# Knives and Sets



## ntieu22 (Apr 29, 2010)

Hi there Im a student and im interning in a kitchen and I want to get myself a decent good set of knives. I mainly use chef knives. I like the 10 inch or 12 blade. I saw soem Kasumi and they are kinda high.. I wanan spend about 100 bucks just on a chef knife any ideas which brand is good and bang for the buck...

Thanks


----------



## jim berman (Oct 28, 1999)

Welcome to ChefTalk. If you do a quick search of the forums, especially the Equipment forum (with the knife sub-forum) you should be able to find an amazing array of opinions.

Good luck with school!


----------



## boar_d_laze (Feb 13, 2008)

At around $100 for a stainless 23 or 27cm chef's, your best bets are Togiharu Moly, Misono Moly, Kakayagi, and Tojiro DP.  If you can live with non-stainless, you have more options.

Also, if you can live with a German steel, you might still be able to find a 10" Wusthof Le Cordon Bleu at Knives Cutlery and More. 

BDL


----------



## bandallarian (Jun 21, 2010)

To be quite honest, I feel like 100$ for a single knife when you just started your culinary training is a bit expensive.

Why not go for the less expensive brands, which tend to do the trick just as much? I've been working with my victorinox Santoku for a while now, and I still can't get around my wusthof and global knives.

In any case, it's quite your call.


----------



## zane (Apr 6, 2010)

My school suggested a set of Mercer knifes, link is below

http://www.knifemerchant.com/products.asp?manufacturerID=223&mtype=1#800

For what we (students) are doing when we are just starting those knifes will do just fine. If you're like me and want a good set of knifes I suggest first buying a cheap set and as you get an idea of what your looking for in a set then start saving for either a whole set or just buy your knifes one at a time when you can.


----------



## vdb1909 (Jul 6, 2010)

i go to lcb and i had to buy a whole set of wustof culinar great knives but before i started lcb i had mercer knives and they are great and and cheap knife. plus if some one steal your chef knife a mercer will only cost 20 bucks to replace but wustof will from 80 to 200 dollars. i recommend mercer cutlery/img/vbsmilies/smilies/chef.gif


----------



## aric87 (Aug 6, 2010)

i got a nice set for school from a local restaurant supply company, but I have always used dexter russel knives in the two places I've worked. They seem pretty good and they are inexpensive. My suggestion... go to a local place and touch the knives.... a name is nothing if it doesn't feel right in your hand.


----------



## hausfrau (Aug 3, 2010)

I agree, as a student, in not spending a significant amount of money on knives just yet. 

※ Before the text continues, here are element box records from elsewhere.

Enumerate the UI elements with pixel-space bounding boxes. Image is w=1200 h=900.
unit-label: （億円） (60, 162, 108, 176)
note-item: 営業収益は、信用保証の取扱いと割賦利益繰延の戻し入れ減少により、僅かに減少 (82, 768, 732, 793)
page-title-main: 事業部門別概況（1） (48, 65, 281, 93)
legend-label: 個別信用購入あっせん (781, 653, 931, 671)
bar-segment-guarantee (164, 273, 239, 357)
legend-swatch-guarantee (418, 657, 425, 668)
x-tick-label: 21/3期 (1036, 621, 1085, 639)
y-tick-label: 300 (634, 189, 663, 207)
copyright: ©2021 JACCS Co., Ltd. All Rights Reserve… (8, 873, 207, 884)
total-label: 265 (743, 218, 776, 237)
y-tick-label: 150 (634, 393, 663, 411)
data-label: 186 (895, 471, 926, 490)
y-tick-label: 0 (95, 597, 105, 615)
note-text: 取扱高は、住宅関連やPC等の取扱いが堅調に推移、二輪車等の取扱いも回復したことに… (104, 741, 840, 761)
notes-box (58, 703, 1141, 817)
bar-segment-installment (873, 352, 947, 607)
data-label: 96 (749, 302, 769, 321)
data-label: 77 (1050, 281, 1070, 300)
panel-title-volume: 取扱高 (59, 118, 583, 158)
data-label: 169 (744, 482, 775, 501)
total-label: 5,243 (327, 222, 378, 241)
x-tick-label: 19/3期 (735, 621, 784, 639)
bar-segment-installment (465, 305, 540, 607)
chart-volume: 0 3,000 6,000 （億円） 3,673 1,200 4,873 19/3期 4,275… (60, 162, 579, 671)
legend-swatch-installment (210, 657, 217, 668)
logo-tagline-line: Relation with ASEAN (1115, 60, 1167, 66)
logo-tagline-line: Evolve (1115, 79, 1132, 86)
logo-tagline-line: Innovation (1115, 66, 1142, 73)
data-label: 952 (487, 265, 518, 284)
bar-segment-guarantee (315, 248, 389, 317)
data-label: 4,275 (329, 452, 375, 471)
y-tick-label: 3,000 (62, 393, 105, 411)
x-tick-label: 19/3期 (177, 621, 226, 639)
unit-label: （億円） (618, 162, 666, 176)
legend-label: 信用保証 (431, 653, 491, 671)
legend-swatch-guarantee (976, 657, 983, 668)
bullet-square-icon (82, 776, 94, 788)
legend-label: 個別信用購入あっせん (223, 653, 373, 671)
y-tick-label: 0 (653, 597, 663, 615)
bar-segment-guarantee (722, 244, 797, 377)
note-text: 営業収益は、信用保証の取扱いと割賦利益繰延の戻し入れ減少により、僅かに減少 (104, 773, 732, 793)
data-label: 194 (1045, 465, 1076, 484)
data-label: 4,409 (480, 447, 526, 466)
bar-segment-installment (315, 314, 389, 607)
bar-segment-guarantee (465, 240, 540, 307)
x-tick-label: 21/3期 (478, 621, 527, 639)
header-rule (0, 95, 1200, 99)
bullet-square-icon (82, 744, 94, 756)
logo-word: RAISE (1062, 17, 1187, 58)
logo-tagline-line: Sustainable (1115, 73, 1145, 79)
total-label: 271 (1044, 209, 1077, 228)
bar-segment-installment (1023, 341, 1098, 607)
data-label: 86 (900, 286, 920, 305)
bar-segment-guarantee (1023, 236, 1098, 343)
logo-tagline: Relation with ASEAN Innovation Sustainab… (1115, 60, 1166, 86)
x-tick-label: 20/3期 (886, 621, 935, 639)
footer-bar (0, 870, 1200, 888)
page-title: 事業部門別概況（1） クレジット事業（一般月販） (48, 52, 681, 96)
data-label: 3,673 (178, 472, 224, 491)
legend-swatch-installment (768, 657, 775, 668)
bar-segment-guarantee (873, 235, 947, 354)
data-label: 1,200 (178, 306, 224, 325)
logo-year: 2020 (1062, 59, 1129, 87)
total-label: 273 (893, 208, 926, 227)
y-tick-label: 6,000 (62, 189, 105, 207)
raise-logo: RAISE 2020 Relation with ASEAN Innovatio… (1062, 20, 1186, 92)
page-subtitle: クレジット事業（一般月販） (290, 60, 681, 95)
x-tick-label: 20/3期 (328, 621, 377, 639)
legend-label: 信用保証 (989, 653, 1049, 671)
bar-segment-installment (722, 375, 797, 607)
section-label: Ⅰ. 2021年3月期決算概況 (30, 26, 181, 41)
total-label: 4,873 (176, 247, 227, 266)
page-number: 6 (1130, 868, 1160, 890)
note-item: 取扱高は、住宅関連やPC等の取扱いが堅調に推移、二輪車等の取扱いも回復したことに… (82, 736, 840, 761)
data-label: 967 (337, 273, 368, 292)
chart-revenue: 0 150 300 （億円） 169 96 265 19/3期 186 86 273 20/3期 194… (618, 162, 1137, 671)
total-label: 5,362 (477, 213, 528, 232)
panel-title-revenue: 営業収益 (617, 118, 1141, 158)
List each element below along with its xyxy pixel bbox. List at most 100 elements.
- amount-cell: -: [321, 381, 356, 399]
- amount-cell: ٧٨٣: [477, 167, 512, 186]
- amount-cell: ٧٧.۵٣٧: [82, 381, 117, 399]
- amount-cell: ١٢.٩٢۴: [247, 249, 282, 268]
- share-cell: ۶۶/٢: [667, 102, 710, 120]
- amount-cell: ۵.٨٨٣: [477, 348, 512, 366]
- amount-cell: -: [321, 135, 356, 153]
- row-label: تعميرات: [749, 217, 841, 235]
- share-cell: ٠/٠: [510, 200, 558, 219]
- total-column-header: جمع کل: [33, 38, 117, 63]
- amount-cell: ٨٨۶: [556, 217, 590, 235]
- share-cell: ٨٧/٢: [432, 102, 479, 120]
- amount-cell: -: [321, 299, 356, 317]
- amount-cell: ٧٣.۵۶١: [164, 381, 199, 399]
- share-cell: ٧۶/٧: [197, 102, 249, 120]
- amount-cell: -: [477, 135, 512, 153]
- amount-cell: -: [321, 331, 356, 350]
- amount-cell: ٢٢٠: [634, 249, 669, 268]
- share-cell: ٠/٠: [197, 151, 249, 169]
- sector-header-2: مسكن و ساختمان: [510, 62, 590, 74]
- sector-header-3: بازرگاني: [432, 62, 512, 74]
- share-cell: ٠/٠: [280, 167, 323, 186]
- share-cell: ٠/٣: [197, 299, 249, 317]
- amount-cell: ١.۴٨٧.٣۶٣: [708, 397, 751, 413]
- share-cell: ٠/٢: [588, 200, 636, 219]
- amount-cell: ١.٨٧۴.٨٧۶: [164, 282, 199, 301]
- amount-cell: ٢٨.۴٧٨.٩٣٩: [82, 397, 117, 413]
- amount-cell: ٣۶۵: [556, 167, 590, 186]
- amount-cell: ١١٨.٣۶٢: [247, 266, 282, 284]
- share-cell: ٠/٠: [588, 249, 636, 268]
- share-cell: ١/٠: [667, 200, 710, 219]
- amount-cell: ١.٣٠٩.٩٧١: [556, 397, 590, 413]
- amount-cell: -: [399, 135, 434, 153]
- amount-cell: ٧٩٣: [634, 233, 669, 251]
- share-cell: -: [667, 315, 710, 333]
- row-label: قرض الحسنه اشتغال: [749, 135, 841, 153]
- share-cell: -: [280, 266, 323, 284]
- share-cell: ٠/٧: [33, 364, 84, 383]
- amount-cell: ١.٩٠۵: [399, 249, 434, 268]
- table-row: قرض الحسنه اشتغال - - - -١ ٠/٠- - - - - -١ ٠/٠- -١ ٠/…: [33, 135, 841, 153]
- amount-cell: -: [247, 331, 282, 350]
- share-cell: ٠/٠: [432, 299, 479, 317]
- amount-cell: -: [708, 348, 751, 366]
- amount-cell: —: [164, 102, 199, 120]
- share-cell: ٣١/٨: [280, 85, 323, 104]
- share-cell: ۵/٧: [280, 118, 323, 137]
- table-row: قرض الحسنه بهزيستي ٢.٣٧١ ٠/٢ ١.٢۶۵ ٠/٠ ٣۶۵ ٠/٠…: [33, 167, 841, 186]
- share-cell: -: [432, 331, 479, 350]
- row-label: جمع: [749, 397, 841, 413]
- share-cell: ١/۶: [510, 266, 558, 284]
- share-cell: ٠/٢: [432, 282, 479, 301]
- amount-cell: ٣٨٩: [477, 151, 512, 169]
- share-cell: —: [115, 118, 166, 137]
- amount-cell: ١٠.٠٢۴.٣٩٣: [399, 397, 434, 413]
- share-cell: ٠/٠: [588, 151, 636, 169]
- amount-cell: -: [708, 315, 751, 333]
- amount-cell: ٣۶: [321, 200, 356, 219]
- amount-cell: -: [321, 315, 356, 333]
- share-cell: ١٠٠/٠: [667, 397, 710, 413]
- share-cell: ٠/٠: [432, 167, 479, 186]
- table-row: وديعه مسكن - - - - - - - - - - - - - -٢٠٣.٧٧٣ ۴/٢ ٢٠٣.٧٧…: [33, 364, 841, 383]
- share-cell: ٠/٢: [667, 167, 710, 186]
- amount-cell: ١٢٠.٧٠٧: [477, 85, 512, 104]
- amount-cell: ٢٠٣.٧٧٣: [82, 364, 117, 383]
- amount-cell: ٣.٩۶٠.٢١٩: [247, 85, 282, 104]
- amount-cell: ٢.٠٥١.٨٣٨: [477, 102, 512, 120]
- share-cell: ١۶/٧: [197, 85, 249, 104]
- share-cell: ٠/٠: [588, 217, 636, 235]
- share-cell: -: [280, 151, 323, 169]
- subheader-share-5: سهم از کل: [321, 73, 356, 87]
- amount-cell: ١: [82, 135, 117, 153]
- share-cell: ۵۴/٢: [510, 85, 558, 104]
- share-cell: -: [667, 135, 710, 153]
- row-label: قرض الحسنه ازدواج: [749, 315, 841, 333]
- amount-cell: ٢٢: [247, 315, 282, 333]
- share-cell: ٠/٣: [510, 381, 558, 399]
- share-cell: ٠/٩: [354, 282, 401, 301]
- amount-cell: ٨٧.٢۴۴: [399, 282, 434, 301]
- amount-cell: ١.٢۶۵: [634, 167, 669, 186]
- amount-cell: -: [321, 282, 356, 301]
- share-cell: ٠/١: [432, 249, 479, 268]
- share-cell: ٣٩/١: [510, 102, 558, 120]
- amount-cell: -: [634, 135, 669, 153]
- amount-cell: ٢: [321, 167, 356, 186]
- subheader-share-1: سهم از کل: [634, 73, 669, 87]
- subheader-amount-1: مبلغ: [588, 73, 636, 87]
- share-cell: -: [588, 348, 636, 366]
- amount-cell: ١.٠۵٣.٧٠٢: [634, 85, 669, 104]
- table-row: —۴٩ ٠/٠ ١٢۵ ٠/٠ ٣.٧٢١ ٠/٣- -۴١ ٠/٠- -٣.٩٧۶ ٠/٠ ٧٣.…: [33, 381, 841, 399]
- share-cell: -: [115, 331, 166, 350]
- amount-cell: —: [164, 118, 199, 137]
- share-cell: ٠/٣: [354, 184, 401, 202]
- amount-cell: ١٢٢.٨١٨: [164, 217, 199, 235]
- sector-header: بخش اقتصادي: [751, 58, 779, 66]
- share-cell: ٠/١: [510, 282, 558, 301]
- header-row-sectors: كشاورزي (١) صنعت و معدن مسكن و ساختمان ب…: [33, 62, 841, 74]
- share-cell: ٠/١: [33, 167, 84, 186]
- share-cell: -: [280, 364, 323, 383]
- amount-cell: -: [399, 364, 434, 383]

I have two Henkel S series that I picked up at a restaurant supplier.  I was lucky that my chef/mentor took me to the CRFA trade show back in March and encouraged me to spend time with the knife suppliers.  It is a very good idea to handle the knives because you are going to be the one holding the thing for 8, 10, 12, 14 hours a day....it better fit your hand or you will be cursing it.  You don't want to spend a lot of money on a knife that you are going to find difficult to replace and be frustrated with.  Having said that...there was a Wusthof that didn't want to leave my hand...the back weight and balance was awesome!  But, I resisted the urge to splurge knowing that what I have will get the job done and I won't be stressed over needing money for other things in my tool kit.


----------



## boar_d_laze (Feb 13, 2008)

It doesn't matter what you buy if it isn't sharp. _*LEARN TO SHARPEN!!!*_ It will make your knives a lot more comfortable. I don't mean using the truing on the rod hone, either. I'm talkin' bout sharpening on stones or an EP. Pros should know how to use stones.

Oh, and do learn to use your hone too. If you're slaping the blade against the rod, or honing more than four or five times on each side of the blade, you're doing it wrong.

BDL


----------



## culinuthiast (May 4, 2010)

Still scared of trying to sharpen anything. I'm a year into my culinary schooling, sigh.

Having said that my knives still cut like butter, including my boning knife which has around 40+ notches for all the chickens I've slaughtered (i buy at least one chicken a week fer fabrication practice). i heard a rumour one of our chef's puts 4 cuts on a chicken then uses his hands to finish fabrication in less than a minute.

I want that knife.


----------